Dobrindt: Deutschland bekommt doch ein flächendeckendes Gigabit-Netz

Nun haben sich Bundesregierung und Netzbetreiber doch auf ein flächendeckendes Gigabit-Netz geeinigt. Der Ausbau soll 100 Milliarden Euro kosten. Um ein Glasfasernetz im ganzen Land geht es aber nicht.

Artikel veröffentlicht am ,
Die Netzallianz stellt neue Ziele auf.
Die Netzallianz stellt neue Ziele auf. (Bild: Achim Sawall/Golem.de)

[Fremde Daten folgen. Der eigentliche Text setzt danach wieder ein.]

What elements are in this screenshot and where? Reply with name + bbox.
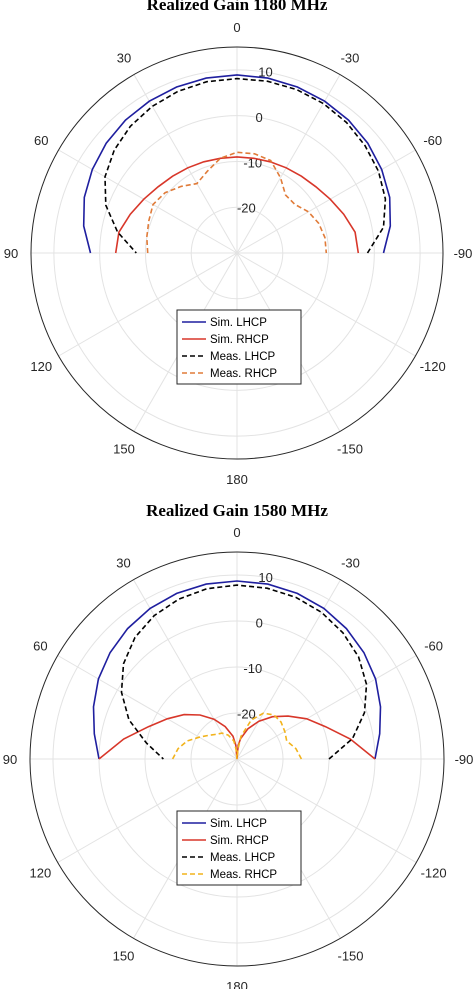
grid-spoke — [133, 74, 238, 254]
grid-spoke — [58, 149, 238, 254]
grid-spoke — [57, 758, 238, 863]
legend-entry: Meas. RHCP — [210, 368, 277, 380]
series-line — [92, 580, 382, 760]
theta-tick-label: 120 — [30, 866, 52, 881]
theta-tick-label: -90 — [454, 246, 473, 261]
series-line — [145, 151, 328, 254]
theta-tick-label: -120 — [421, 866, 447, 881]
r-tick-label: -10 — [243, 661, 262, 676]
theta-tick-label: 180 — [226, 472, 248, 487]
series-line — [120, 584, 368, 760]
grid-spoke — [236, 758, 417, 863]
theta-tick-label: 90 — [3, 752, 17, 767]
polar-chart-1580: 0 30 60 90 120 150 180 -150 -120 -90 -60 -30 -20 -10 0… — [3, 525, 474, 989]
theta-tick-label: -30 — [341, 50, 360, 65]
legend-entry: Sim. RHCP — [210, 835, 269, 847]
theta-tick-label: 150 — [113, 442, 135, 457]
r-tick-label: 0 — [255, 110, 262, 125]
polar-grid — [31, 47, 443, 459]
theta-tick-label: -30 — [341, 555, 360, 570]
theta-tick-label: 0 — [233, 525, 240, 540]
polar-outer-circle — [29, 551, 445, 967]
r-tick-label: 0 — [256, 615, 263, 630]
legend-entry: Meas. RHCP — [210, 869, 277, 881]
theta-tick-label: 30 — [117, 50, 131, 65]
grid-spoke — [57, 655, 238, 760]
theta-tick-label: -90 — [455, 752, 474, 767]
theta-tick-label: 30 — [116, 555, 130, 570]
polar-outer-circle — [30, 46, 444, 460]
grid-spoke — [133, 579, 238, 760]
legend-entry: Meas. LHCP — [210, 852, 276, 864]
theta-tick-label: 180 — [226, 979, 248, 989]
theta-tick-label: -60 — [424, 639, 443, 654]
theta-tick-label: -150 — [337, 442, 363, 457]
grid-spoke — [236, 579, 341, 760]
chart-title: Realized Gain 1580 MHz — [146, 501, 328, 520]
theta-tick-label: 150 — [113, 949, 135, 964]
legend: Sim. LHCP Sim. RHCP Meas. LHCP Meas. RHCP — [176, 810, 302, 886]
grid-spoke — [236, 74, 341, 254]
chart-panel-1180: Realized Gain 1180 MHz 0 30 60 90 120 150 180 -… — [0, 0, 474, 494]
chart-panel-1580: Realized Gain 1580 MHz 0 30 60 90 120 150 180 -… — [0, 495, 474, 989]
legend: Sim. LHCP Sim. RHCP Meas. LHCP Meas. RHCP — [176, 309, 302, 385]
chart-title: Realized Gain 1180 MHz — [146, 0, 328, 14]
theta-tick-label: 60 — [34, 133, 48, 148]
series-line — [171, 712, 303, 760]
r-tick-label: -20 — [237, 706, 256, 721]
theta-tick-label: -60 — [423, 133, 442, 148]
legend-entry: Sim. RHCP — [210, 334, 269, 346]
theta-tick-label: -120 — [420, 359, 446, 374]
r-tick-label: 10 — [258, 65, 272, 80]
series-line — [104, 77, 387, 254]
legend-entry: Sim. LHCP — [210, 818, 267, 830]
theta-tick-label: 90 — [4, 246, 18, 261]
theta-tick-label: 120 — [30, 359, 52, 374]
grid-spoke — [58, 252, 238, 357]
r-tick-label: 10 — [258, 570, 272, 585]
polar-chart-1180: 0306090120150180-150-120-90-60-30-20-100… — [4, 20, 473, 487]
legend-entry: Meas. LHCP — [210, 351, 276, 363]
r-tick-label: -20 — [237, 201, 256, 216]
legend-entry: Sim. LHCP — [210, 317, 267, 329]
theta-tick-label: 0 — [233, 20, 240, 35]
theta-tick-label: -150 — [337, 949, 363, 964]
theta-tick-label: 60 — [33, 639, 47, 654]
grid-spoke — [236, 149, 416, 254]
series-line — [82, 74, 392, 254]
series-line — [114, 156, 360, 254]
grid-spoke — [236, 655, 417, 760]
grid-spoke — [236, 252, 416, 357]
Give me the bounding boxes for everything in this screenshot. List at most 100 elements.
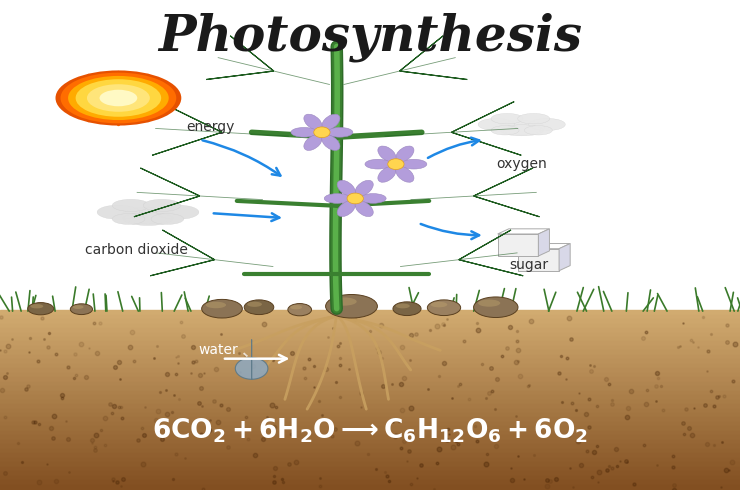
Polygon shape	[559, 244, 570, 270]
Ellipse shape	[428, 300, 460, 316]
Bar	[0, 422, 740, 427]
Ellipse shape	[491, 125, 519, 135]
Ellipse shape	[291, 127, 317, 137]
Bar	[0, 409, 740, 414]
Bar	[0, 413, 740, 418]
Polygon shape	[150, 230, 215, 276]
Text: energy: energy	[186, 121, 235, 134]
Ellipse shape	[528, 119, 565, 131]
Ellipse shape	[112, 199, 149, 212]
Ellipse shape	[30, 304, 44, 308]
Ellipse shape	[201, 299, 243, 318]
Bar	[0, 485, 740, 490]
Bar	[0, 355, 740, 360]
Polygon shape	[497, 229, 549, 234]
Text: carbon dioxide: carbon dioxide	[85, 243, 189, 257]
Ellipse shape	[401, 159, 427, 169]
Ellipse shape	[75, 79, 161, 117]
Bar	[0, 386, 740, 392]
Bar	[0, 417, 740, 423]
Ellipse shape	[99, 90, 138, 106]
Polygon shape	[538, 229, 549, 256]
Bar	[0, 391, 740, 396]
Ellipse shape	[61, 73, 176, 123]
Bar	[0, 400, 740, 405]
Ellipse shape	[68, 76, 169, 120]
Bar	[0, 377, 740, 383]
Bar	[0, 449, 740, 454]
Bar	[0, 373, 740, 378]
Ellipse shape	[498, 120, 545, 135]
Ellipse shape	[474, 297, 518, 318]
Bar	[0, 346, 740, 351]
Ellipse shape	[525, 125, 552, 135]
Ellipse shape	[355, 201, 373, 217]
Ellipse shape	[290, 305, 302, 309]
Bar	[0, 458, 740, 463]
Ellipse shape	[322, 114, 340, 130]
Bar	[0, 453, 740, 459]
Text: sugar: sugar	[510, 258, 548, 271]
Ellipse shape	[396, 167, 414, 182]
Bar	[0, 350, 740, 356]
Bar	[0, 404, 740, 410]
Ellipse shape	[331, 297, 357, 306]
Ellipse shape	[324, 194, 350, 203]
Ellipse shape	[156, 205, 199, 220]
Bar	[0, 444, 740, 450]
Ellipse shape	[304, 135, 322, 150]
Bar	[0, 364, 740, 369]
Polygon shape	[474, 168, 539, 217]
Bar	[0, 342, 740, 347]
Ellipse shape	[206, 302, 226, 308]
Ellipse shape	[337, 201, 355, 217]
Bar	[0, 310, 740, 316]
Ellipse shape	[151, 214, 184, 224]
Bar	[0, 333, 740, 338]
Bar	[0, 315, 740, 320]
Polygon shape	[518, 244, 570, 249]
Ellipse shape	[431, 302, 447, 307]
Polygon shape	[518, 249, 559, 270]
Ellipse shape	[247, 302, 262, 307]
Bar	[0, 328, 740, 334]
Ellipse shape	[378, 167, 396, 182]
Circle shape	[388, 159, 404, 170]
Ellipse shape	[518, 113, 550, 124]
Ellipse shape	[378, 146, 396, 162]
Ellipse shape	[500, 125, 543, 136]
Circle shape	[314, 127, 330, 138]
Polygon shape	[497, 234, 538, 256]
Polygon shape	[134, 168, 200, 217]
Ellipse shape	[112, 214, 145, 224]
Text: oxygen: oxygen	[497, 157, 547, 171]
Bar	[0, 337, 740, 343]
Bar	[0, 382, 740, 387]
Ellipse shape	[365, 159, 391, 169]
Ellipse shape	[478, 299, 500, 307]
Ellipse shape	[73, 305, 84, 309]
Ellipse shape	[97, 205, 140, 220]
Bar	[0, 435, 740, 441]
Ellipse shape	[70, 304, 92, 315]
Ellipse shape	[337, 180, 355, 196]
Ellipse shape	[144, 199, 181, 212]
Text: Photosynthesis: Photosynthesis	[158, 12, 582, 62]
Ellipse shape	[396, 146, 414, 162]
Polygon shape	[235, 340, 268, 379]
Polygon shape	[152, 101, 222, 155]
Bar	[0, 323, 740, 329]
Polygon shape	[400, 36, 467, 79]
Bar	[0, 359, 740, 365]
Ellipse shape	[393, 302, 421, 316]
Ellipse shape	[244, 300, 274, 315]
Bar	[0, 431, 740, 436]
Ellipse shape	[326, 294, 377, 318]
Ellipse shape	[123, 213, 173, 225]
Ellipse shape	[327, 127, 353, 137]
Ellipse shape	[87, 84, 150, 112]
Ellipse shape	[304, 114, 322, 130]
Ellipse shape	[322, 135, 340, 150]
Ellipse shape	[355, 180, 373, 196]
Ellipse shape	[360, 194, 386, 203]
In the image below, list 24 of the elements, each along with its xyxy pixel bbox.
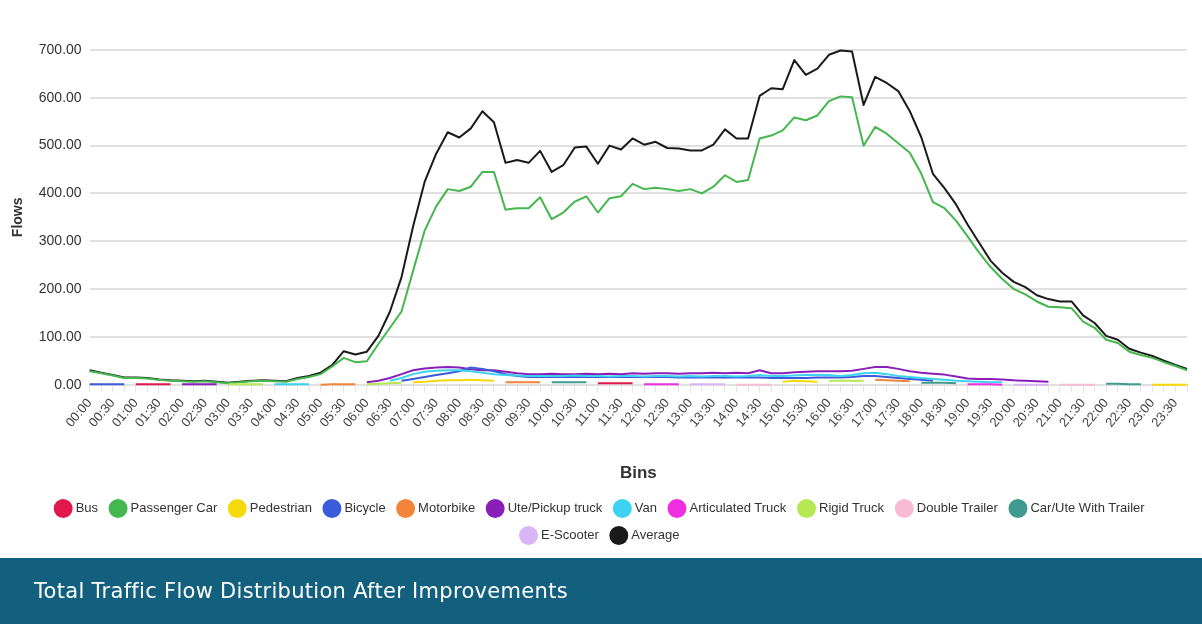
y-tick-label: 600.00 xyxy=(38,88,82,105)
legend-label: Car/Ute With Trailer xyxy=(1030,500,1146,516)
legend-label: Average xyxy=(631,527,680,543)
legend-label: Articulated Truck xyxy=(689,500,787,516)
legend-label: Ute/Pickup truck xyxy=(507,500,603,516)
y-tick-label: 300.00 xyxy=(38,232,82,249)
legend-label: Motorbike xyxy=(418,500,476,516)
y-tick-label: 500.00 xyxy=(38,136,82,153)
legend-label: Double Trailer xyxy=(916,500,999,516)
legend-label: Pedestrian xyxy=(249,500,312,516)
x-axis-title: Bins xyxy=(619,463,657,483)
y-axis-title: Flows xyxy=(9,197,26,238)
legend-label: Passenger Car xyxy=(130,500,218,516)
y-tick-label: 400.00 xyxy=(38,184,82,201)
y-tick-label: 700.00 xyxy=(38,40,82,57)
legend-label: Rigid Truck xyxy=(819,500,885,516)
legend-label: Bus xyxy=(75,500,99,516)
y-tick-label: 0.00 xyxy=(54,375,82,392)
legend-label: E-Scooter xyxy=(541,527,600,543)
legend-label: Van xyxy=(634,500,657,516)
legend-label: Bicycle xyxy=(344,500,386,516)
text: Total Traffic Flow Distribution After Improvements xyxy=(0,558,1202,624)
y-tick-label: 200.00 xyxy=(38,279,82,296)
y-tick-label: 100.00 xyxy=(38,327,82,344)
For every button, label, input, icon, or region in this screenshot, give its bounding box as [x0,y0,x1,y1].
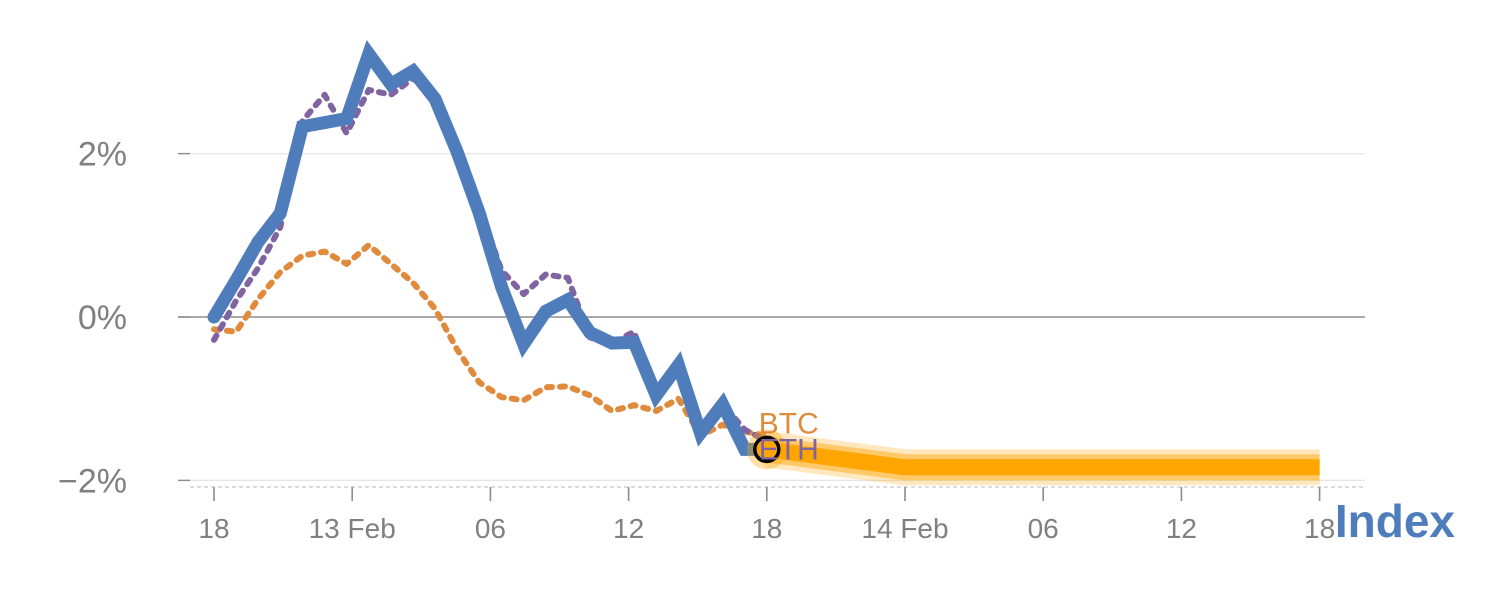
x-axis: 18 13 Feb 06 12 18 14 Feb 06 12 18 [190,486,1365,544]
forecast-line [765,441,1320,476]
grid-lines [178,153,1365,481]
x-tick-label: 13 Feb [309,513,396,544]
btc-end-label: BTC [759,407,819,440]
y-tick-label: −2% [58,462,127,500]
eth-end-label: ETH [759,433,819,466]
y-axis: 2% 0% −2% [58,136,190,500]
y-tick-label: 0% [78,299,127,337]
series-labels: BTC ETH [759,407,819,466]
x-tick-label: 18 [198,513,229,544]
x-tick-label: 12 [1166,513,1197,544]
y-tick-label: 2% [78,136,127,174]
x-tick-label: 06 [1028,513,1059,544]
x-tick-label: 14 Feb [861,513,948,544]
x-tick-label: 18 [751,513,782,544]
x-tick-label: 06 [475,513,506,544]
btc-series-line [211,242,767,439]
x-tick-label: 18 [1304,513,1335,544]
series-lines [207,39,1320,486]
index-corner-label: Index [1335,495,1456,547]
index-series-line [207,39,774,456]
end-marker-ring [753,435,781,464]
end-marker-dot [752,435,781,464]
x-tick-label: 12 [613,513,644,544]
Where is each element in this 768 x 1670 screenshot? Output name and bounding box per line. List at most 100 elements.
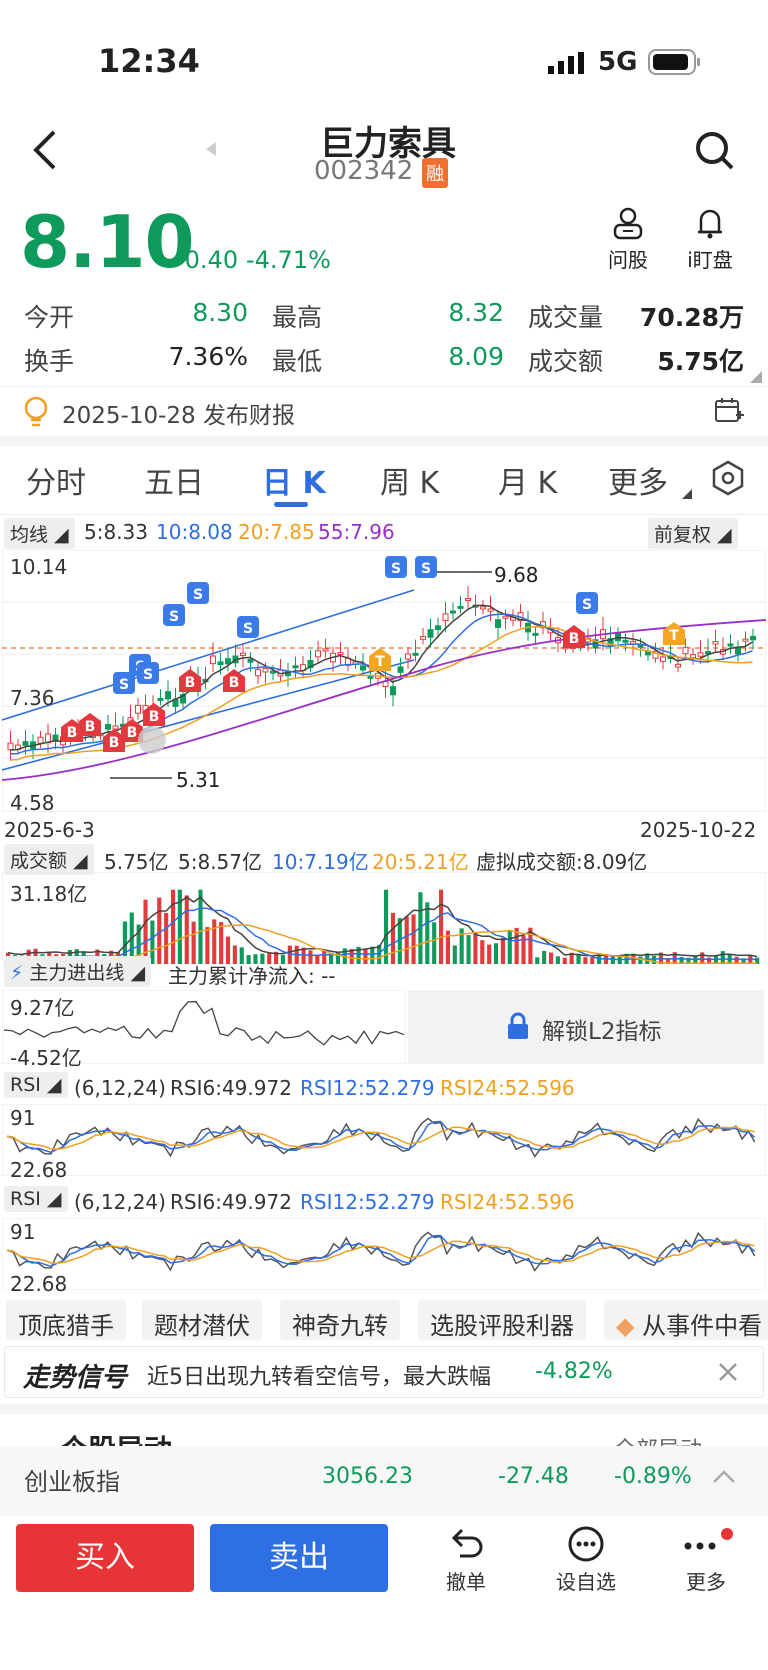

Bis zum Jahr 2025 soll Deutschland ein flächendeckendes konvergentes Gigabit-Netz bekommen. Das sagte Bundesminister Alexander Dobrindt am 7. März 2017 nach einer Sitzung der Netzallianz Digitales Deutschland. Für das Gigabit-Netz müssten 100 Milliarden Euro investiert werden, erklärte der Minister. 80 Milliarden sollen aus der Industrie kommen, der Bund werde weitere Milliarden beisteuern.

Gemeint ist aber kein flächendeckender Glasfaserausbau in Deutschland. Dobrindt bezieht das künftige 5G-Mobilfunknetz, das ab dem Jahr 2020 entsteht, in den Ausbau mit ein: "Dafür bauen wir jetzt die Breitbandnetze der nächsten Generation und führen die modernsten Technologien zusammen, die es gibt: zum Beispiel Glasfaser und den künftigen Mobilfunkstandard 5G."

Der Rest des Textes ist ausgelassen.